Batubara, Abdul Malik Dan Aryandi. 2014. “Komodifikasi Agama Dalam Ruang
Politik Di Sebrang Kota Jambi.” Kontekstualita 29(politik):111.
Hasfi, Nurul. 2017. “Politik Keshalehan Personal Dalam Pemilihan Presiden 2014
Dalam Media Sosial Twitter.” Jurnal Pemikiran Sosiologi 4 NO 2.
Herdiyansyah, Ari Ganjar. 2017. “Politisasi Identitas Dalam Kompetisi Pemilu Di
Indonesia Pasca 2014.” Jurnal Bawaslu 3 no 2.
Hilmy, Masdar. 2018. “Agama_Dan_Demokrasi.” Agama Dan Demokrasi
1(p0litik):23.
Muzakki, Akh. 2014. “Islamisme Dan Politisasi Agama Model PKS Dalam
Pilpres 2009.” ISLAMICA: Jurnal Studi Keislaman 5(1):61.
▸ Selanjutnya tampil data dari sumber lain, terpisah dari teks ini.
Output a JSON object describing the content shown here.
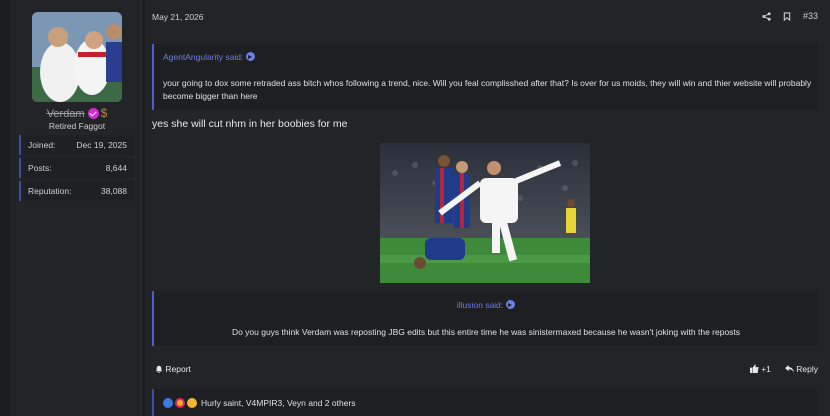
{
  "user": {
    "name": "Verdam",
    "title": "Retired Faggot",
    "stats": [
      {
        "label": "Joined:",
        "value": "Dec 19, 2025"
      },
      {
        "label": "Posts:",
        "value": "8,644"
      },
      {
        "label": "Reputation:",
        "value": "38,088"
      }
    ]
  },
  "post": {
    "date": "May 21, 2026",
    "number": "#33",
    "quote1": {
      "author": "AgentAngularity said:",
      "text": "your going to dox some retraded ass bitch whos following a trend, nice. Will you feal complisshed after that? Is over for us moids, they will win and thier website will probably become bigger than here"
    },
    "body": "yes she will cut nhm in her boobies for me",
    "quote2": {
      "author": "illusion said:",
      "text": "Do you guys think Verdam was reposting JBG edits but this entire time he was sinistermaxed because he wasn't joking with the reposts"
    },
    "actions": {
      "report": "Report",
      "plus": "+1",
      "reply": "Reply"
    },
    "reactions_text": "Hurly saint, V4MPIR3, Veyn and 2 others"
  },
  "icons": [
    "share-icon",
    "bookmark-icon",
    "report-icon",
    "like-icon",
    "reply-icon",
    "verified-icon",
    "money-bag-icon",
    "reaction-like-icon",
    "reaction-love-icon",
    "reaction-laugh-icon"
  ],
  "colors": {
    "accent": "#4a5fd0",
    "quote_author": "#6b7fe6",
    "verified": "#d12ad6"
  }
}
Ramadlan, M. Fajar Shodiq. 2018. “MARKETING ISU AGAMA DALAM
PEMILIHAN KEPALA DAERAH DI INDONESIA 2015-2018.” Jurnal
Penelitian Politik 15.
Syahputri, Ayu Dwi. 2018. “POLITISASI AGAMA DALAM PEMILIHAN
KEPALA DESA (STUDI TERHADAP PEMILIHAN KEPALA DESA
LAUT DENDANG KECAMATAN PERCUT SEI TUAN PERIODE 2016-
2022).”
Syamsul, Asep. 2012. “Panduan Praktis Mengelola Media Online.” Nuansa
Cendekia 2 no 2.
Widyawati, Nina. 2014. Etnisitas Dan Agama Sebagai Isu Politik. pertama. edited
by A. H. jakarta: Yayasan Pustaka Obor Indonesia.